Anno giubilare, nozze d’oro per Padre Lionello Melchiori: quest’anno celebra il suo cinquantesimo anniversario d’ordinazione sacerdotale. A Feriole lo festeggeremo il 17 settembre, ma intanto ci apre il suo cuore raccontando i sentimenti che lo animano.

In un libretto semplice e piacevole, scritto nel 2017 da Mons. Mario Delpini, ora arcivescovo della grande diocesi di Milano, intitolato “Reverendo che maniere”, quasi un vero libretto di galateo per i sacerdoti, mi piace ricordare quello che dice riguardo alla festa del sacerdote per gli anniversari di consacrazione. Anch’io quest’anno celebro il 50° anniversario di sacerdozio: sono stato ordinato il 29 aprile 1973 al mio paese natale, Nanno, in Val di Non, Trento.

Mons.
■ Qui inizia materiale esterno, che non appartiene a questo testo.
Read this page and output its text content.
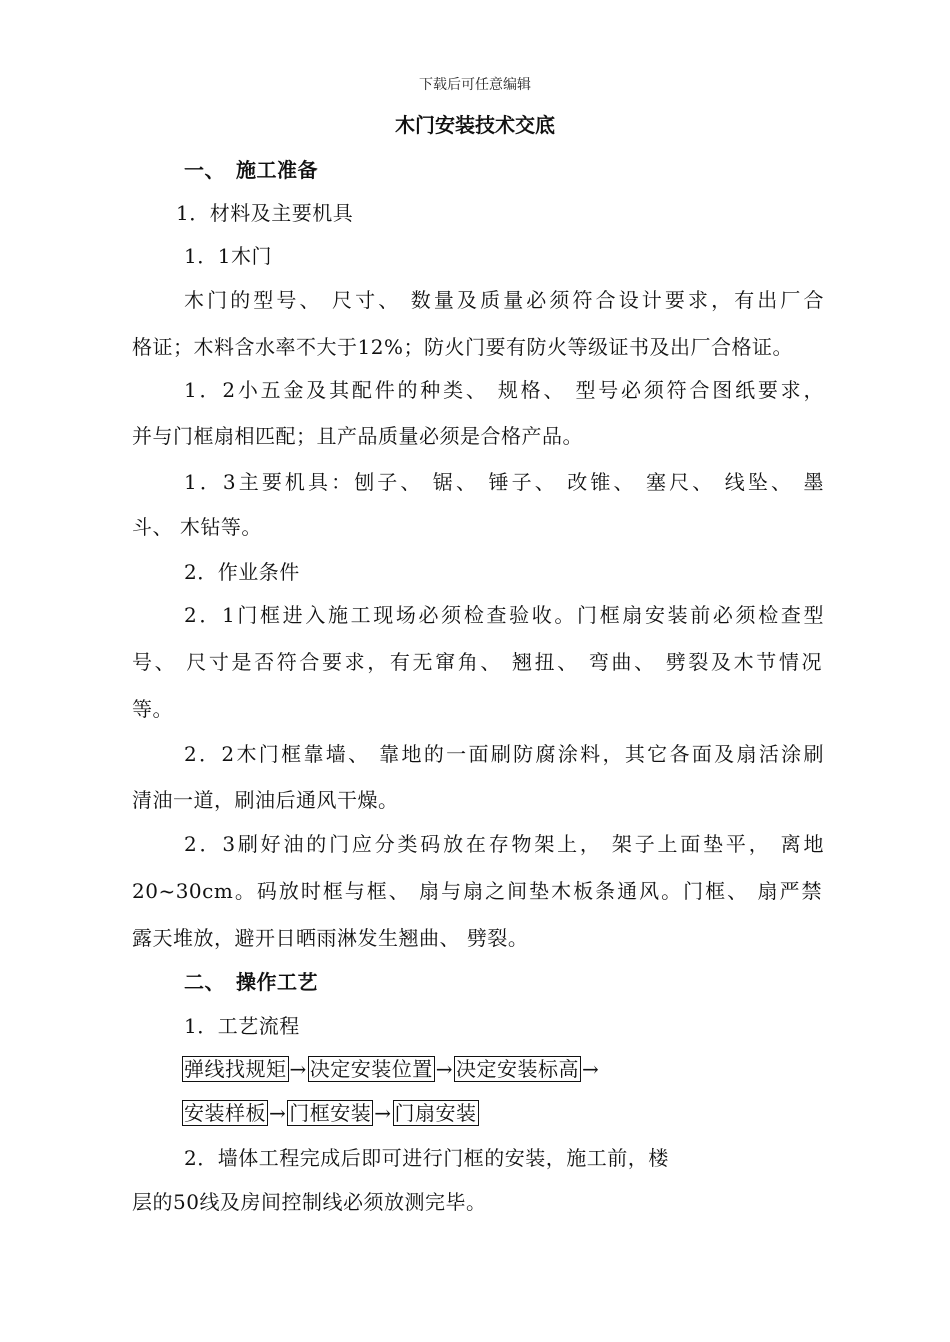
下载后可任意编辑
木门安装技术交底
一、 施工准备
1．材料及主要机具
1．1木门
木门的型号、 尺寸、 数量及质量必须符合设计要求，有出厂合
格证；木料含水率不大于12%；防火门要有防火等级证书及出厂合格证。
1．2小五金及其配件的种类、 规格、 型号必须符合图纸要求，
并与门框扇相匹配；且产品质量必须是合格产品。
1．3主要机具：刨子、 锯、 锤子、 改锥、 塞尺、 线坠、 墨
斗、 木钻等。
2．作业条件
2．1门框进入施工现场必须检查验收。门框扇安装前必须检查型
号、 尺寸是否符合要求，有无窜角、 翘扭、 弯曲、 劈裂及木节情况
等。
2．2木门框靠墙、 靠地的一面刷防腐涂料，其它各面及扇活涂刷
清油一道，刷油后通风干燥。
2．3刷好油的门应分类码放在存物架上， 架子上面垫平， 离地
20~30cm。码放时框与框、 扇与扇之间垫木板条通风。门框、 扇严禁
露天堆放，避开日晒雨淋发生翘曲、 劈裂。
二、 操作工艺
1．工艺流程
弹线找规矩 → 决定安装位置 → 决定安装标高 →
安装样板 → 门框安装 → 门扇安装
2．墙体工程完成后即可进行门框的安装，施工前，楼
层的50线及房间控制线必须放测完毕。
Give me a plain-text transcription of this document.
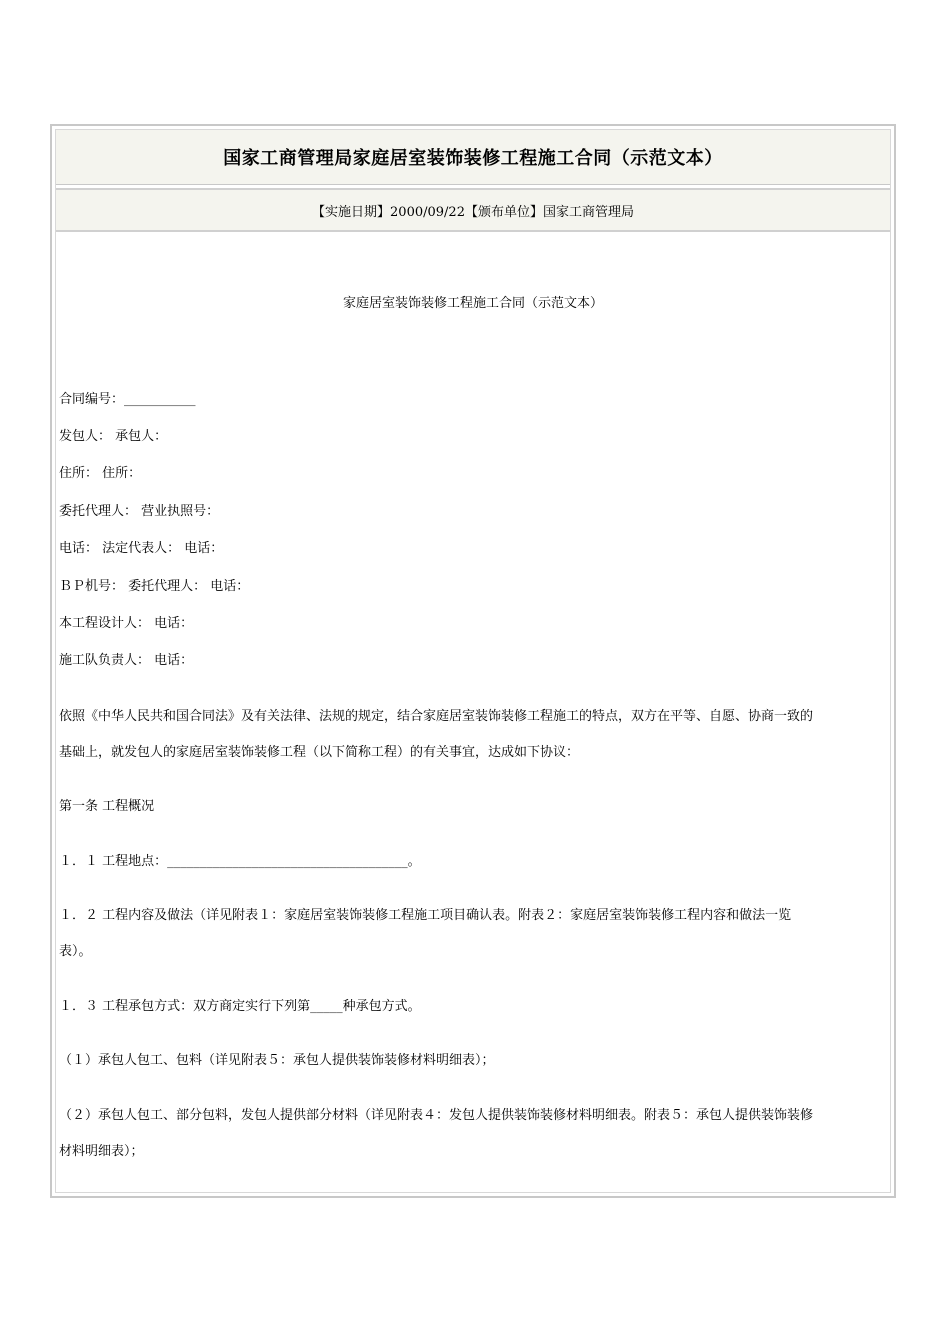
国家工商管理局家庭居室装饰装修工程施工合同（示范文本）
【实施日期】2000/09/22【颁布单位】国家工商管理局
家庭居室装饰装修工程施工合同（示范文本）
合同编号：___________
发包人： 承包人：
住所： 住所：
委托代理人： 营业执照号：
电话： 法定代表人： 电话：
ＢＰ机号： 委托代理人： 电话：
本工程设计人： 电话：
施工队负责人： 电话：
依照《中华人民共和国合同法》及有关法律、法规的规定，结合家庭居室装饰装修工程施工的特点，双方在平等、自愿、协商一致的
基础上，就发包人的家庭居室装饰装修工程（以下简称工程）的有关事宜，达成如下协议：
第一条 工程概况
１．１ 工程地点：_____________________________________。
１．２ 工程内容及做法（详见附表１：家庭居室装饰装修工程施工项目确认表。附表２：家庭居室装饰装修工程内容和做法一览
表）。
１．３ 工程承包方式：双方商定实行下列第_____种承包方式。
（１）承包人包工、包料（详见附表５：承包人提供装饰装修材料明细表）；
（２）承包人包工、部分包料，发包人提供部分材料（详见附表４：发包人提供装饰装修材料明细表。附表５：承包人提供装饰装修
材料明细表）；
Delpini scrive:

“La festa di un prete deve essere anzitutto la celebrazione delle opere di Dio; una certa enfasi ignora il senso della misura… cedendo alla tentazione di celebrare noi stessi, va perduta un’occasione per far del bene alla comunità che dobbiamo edificare”.

Se così fosse diventerei ridicolo, concludo io, perché sarebbe un’esaltazione di un dono che mi sono attribuito, quasi meritato, mentre mi accorgo che “tutto è grazia”, come cerco di ricordarmi sempre in questo periodo, quando molte persone si sentono quasi in dovere di ringraziarmi, mentre dovremmo tutti ringraziare Dio.

Ciò che sento importante per me:

  1. guardare al mio passato per rendermi conto che “non sono migliore di tanti altri”: è una Parola che Dio ripete spesso al suo popolo eletto e a tutti coloro che Egli sceglie per una Missione: è Dio che mi ha scelto, non per le mie qualifiche, capacità, intelligenza, saper vivere, ma mi ha scelto per quello che sono, con le mie fragilità e le mie debolezze.

Ma quello che Dio sceglie poi lo qualifica con dei doni impensati. Ad esempio: la vita, che ricevi dagli altri e che ti rimette al tuo posto, ti fa capire che “tutto quello che sei è dono di vita”, che hai ricevuto, che è segno dell’amore di Dio per te e che devi fare altrettanto con gli altri se vuoi vivere bene.

  1. Un episodio importante nel libro del profeta Geremia (Ger 18), nella bottega del vasaio: “Mi recai nella bottega del vasaio e mi fermai a guardarlo mentre lavorava al tornio. Ma il vaso, che egli stava modellando con la creta, a un certo punto si guastò tra le sue mani. Allora il vasaio prese altra creta e fece un nuovo vaso, a suo piacere”.

Nella mia vita ho spesso trovato che Dio, il vasaio, con la mia creta ha cercato di costruire la mia vita, ma spesso non ha potuto portare a termine il suo lavoro per una missione che aveva previsto per me, per colpa mia. Allora spesso si è dato da fare per propormi altre “soluzioni”, altri modi di vivere la sua Missione, che dovesse corrispondere alla mia vita da Lui voluta, ma mai corrisposta.

  1. Tra gli aiuti che mi sono stati donati da Dio e che considero preziosi da ricordare:

La comunità SMA che è diventata la mia famiglia, senza la quale nulla poteva diventare possibile, né in missione, né là dove mi trovo e che rimane essenziale per raggiungere ciò per cui Dio mi ha scelto.

La mia famiglia che sempre mi aiutato a perseguire quella vocazione alla quale mi sembrava di essere chiamato e che, anche oggi, devo riscoprire nelle sue diverse modalità di prete e missionario.

Grégoire, l’apostolo dei “dimenticati tra i più dimenticati” che sono i malati di mente in Africa e che ha dato alla mia vita di prete e missionario un motivo in più di dono per i più dimenticati e i più poveri.

Il rapimento e la liberazione di un confratello e amico: P. Gigi Maccalli: un segno in più per me che Dio mi ama e ascolta la mia e vostra preghiera.

L’amicizia e il sostegno spirituale e materiale di tante persone che, da sempre o da poco, sento vicine e con le quali condivido le “gioie e le speranze”, specialmente i più poveri, gli ammalati, gli esclusi e gli anziani, spesso lasciati soli a “marcire” nella loro solitudine.

Grazie a Dio e a tutti voi che sostenete questo dono fatto da Dio a me, alla Chiesa e alla Missione.